Ce que ses yeux, d'ordinaire si tendres, exprimaient de haine et
de reproches, je ne saurai l'exprimer.
Je
n'ose l'avouer aujourd'hui, ma première réaction fut davantage de
la colère et de la déception, de la désillusion totale plutôt que
de la douleur. Quels furent mes sentiments? Un choc violent assené
avec une force surnaturelle, l'univers entier qui s'effondre sous
les pieds, le brouillard, la nuit, l'échec.
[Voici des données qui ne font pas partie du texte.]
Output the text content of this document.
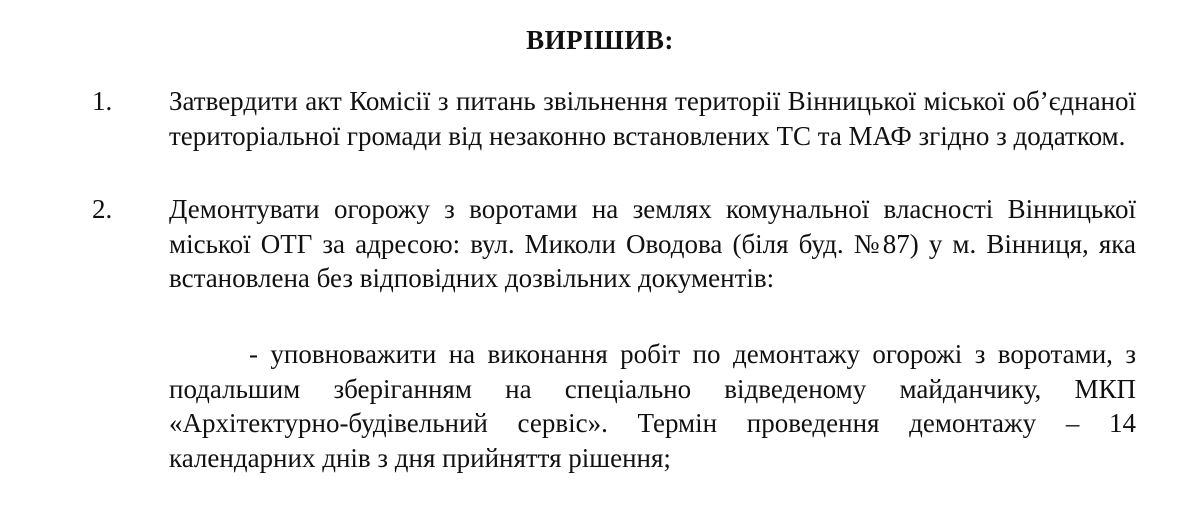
ВИРІШИВ:
1. Затвердити акт Комісії з питань звільнення території Вінницької міської об’єднаної територіальної громади від незаконно встановлених ТС та МАФ згідно з додатком.
2. Демонтувати огорожу з воротами на землях комунальної власності Вінницької міської ОТГ за адресою: вул. Миколи Оводова (біля буд. №87) у м. Вінниця, яка встановлена без відповідних дозвільних документів:
- уповноважити на виконання робіт по демонтажу огорожі з воротами, з подальшим зберіганням на спеціально відведеному майданчику, МКП «Архітектурно-будівельний сервіс». Термін проведення демонтажу – 14 календарних днів з дня прийняття рішення;
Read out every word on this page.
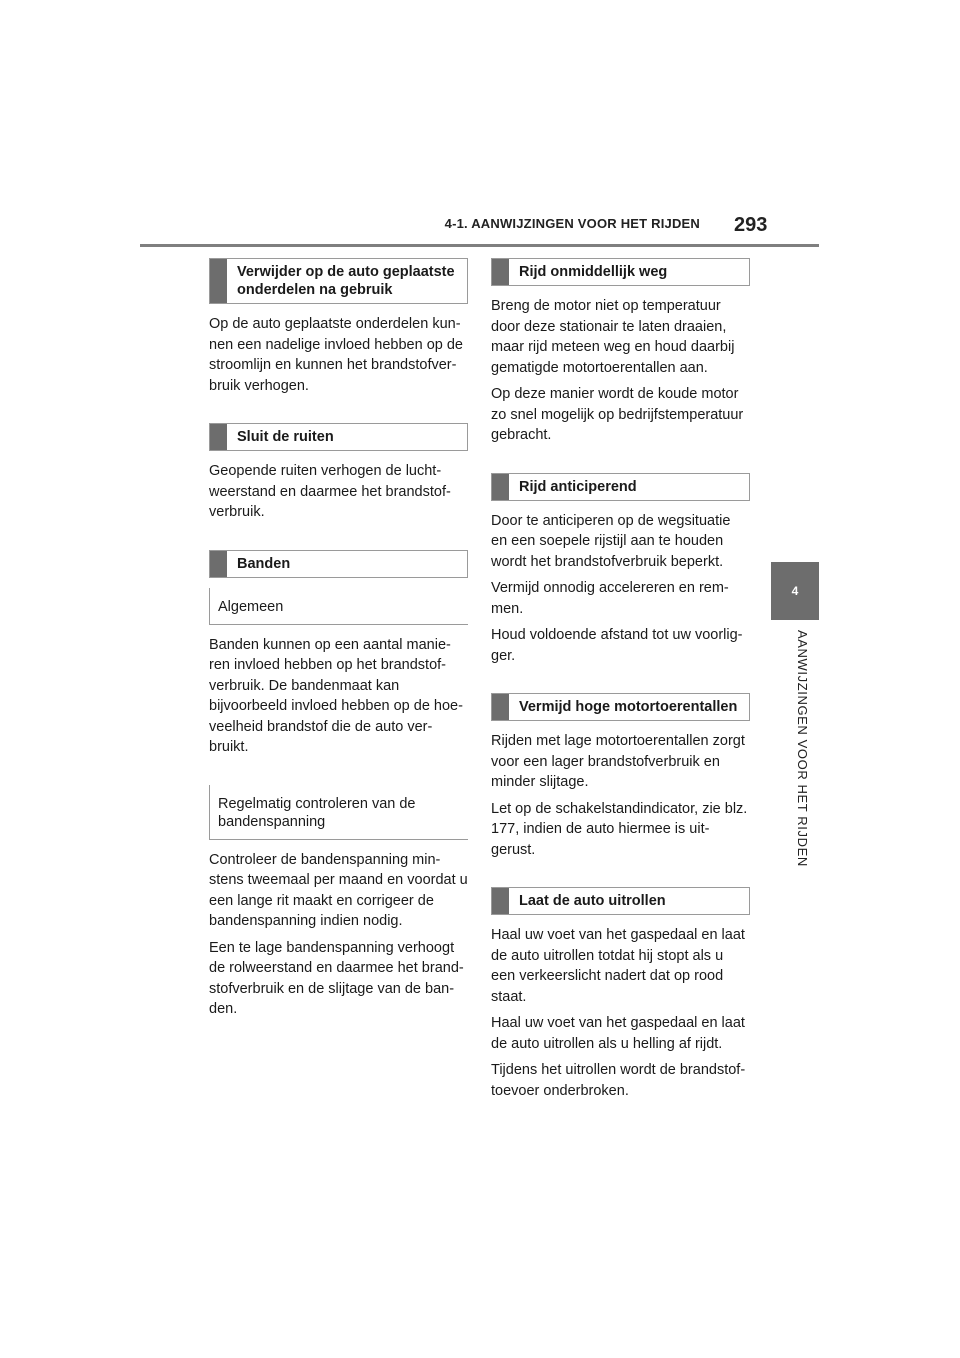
4-1. AANWIJZINGEN VOOR HET RIJDEN 293
4
AANWIJZINGEN VOOR HET RIJDEN
Verwijder op de auto geplaatste onderdelen na gebruik

Op de auto geplaatste onderdelen kun-nen een nadelige invloed hebben op de stroomlijn en kunnen het brandstofver-bruik verhogen.

Sluit de ruiten

Geopende ruiten verhogen de lucht-weerstand en daarmee het brandstof-verbruik.

Banden
Algemeen

Banden kunnen op een aantal manie-ren invloed hebben op het brandstof-verbruik. De bandenmaat kan bijvoorbeeld invloed hebben op de hoe-veelheid brandstof die de auto ver-bruikt.

Regelmatig controleren van de bandenspanning

Controleer de bandenspanning min-stens tweemaal per maand en voordat u een lange rit maakt en corrigeer de bandenspanning indien nodig.

Een te lage bandenspanning verhoogt de rolweerstand en daarmee het brand-stofverbruik en de slijtage van de ban-den.

Rijd onmiddellijk weg

Breng de motor niet op temperatuur door deze stationair te laten draaien, maar rijd meteen weg en houd daarbij gematigde motortoerentallen aan.

Op deze manier wordt de koude motor zo snel mogelijk op bedrijfstemperatuur gebracht.

Rijd anticiperend

Door te anticiperen op de wegsituatie en een soepele rijstijl aan te houden wordt het brandstofverbruik beperkt.

Vermijd onnodig accelereren en rem-men.

Houd voldoende afstand tot uw voorlig-ger.

Vermijd hoge motortoerentallen

Rijden met lage motortoerentallen zorgt voor een lager brandstofverbruik en minder slijtage.

Let op de schakelstandindicator, zie blz. 177, indien de auto hiermee is uit-gerust.

Laat de auto uitrollen

Haal uw voet van het gaspedaal en laat de auto uitrollen totdat hij stopt als u een verkeerslicht nadert dat op rood staat.

Haal uw voet van het gaspedaal en laat de auto uitrollen als u helling af rijdt.

Tijdens het uitrollen wordt de brandstof-toevoer onderbroken.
Le " pourquoi " est
resté là, en suspend, si visible qu'elle ne l'a plus supporté. Avais-je
besoin qu'elle nomme frustration ce que je croyais de l'ambition,
qu'elle appelle pression ce que j'appelais moi impulsion? Elle a
crié, hurlé, je ne l'entendais plus, démoli par la découverte de
mon imposture... Je la crois aujourd'hui, j'ai tué mon fils. Sans
le vouloir, par aveuglement, par égocentrisme ou par désespoir.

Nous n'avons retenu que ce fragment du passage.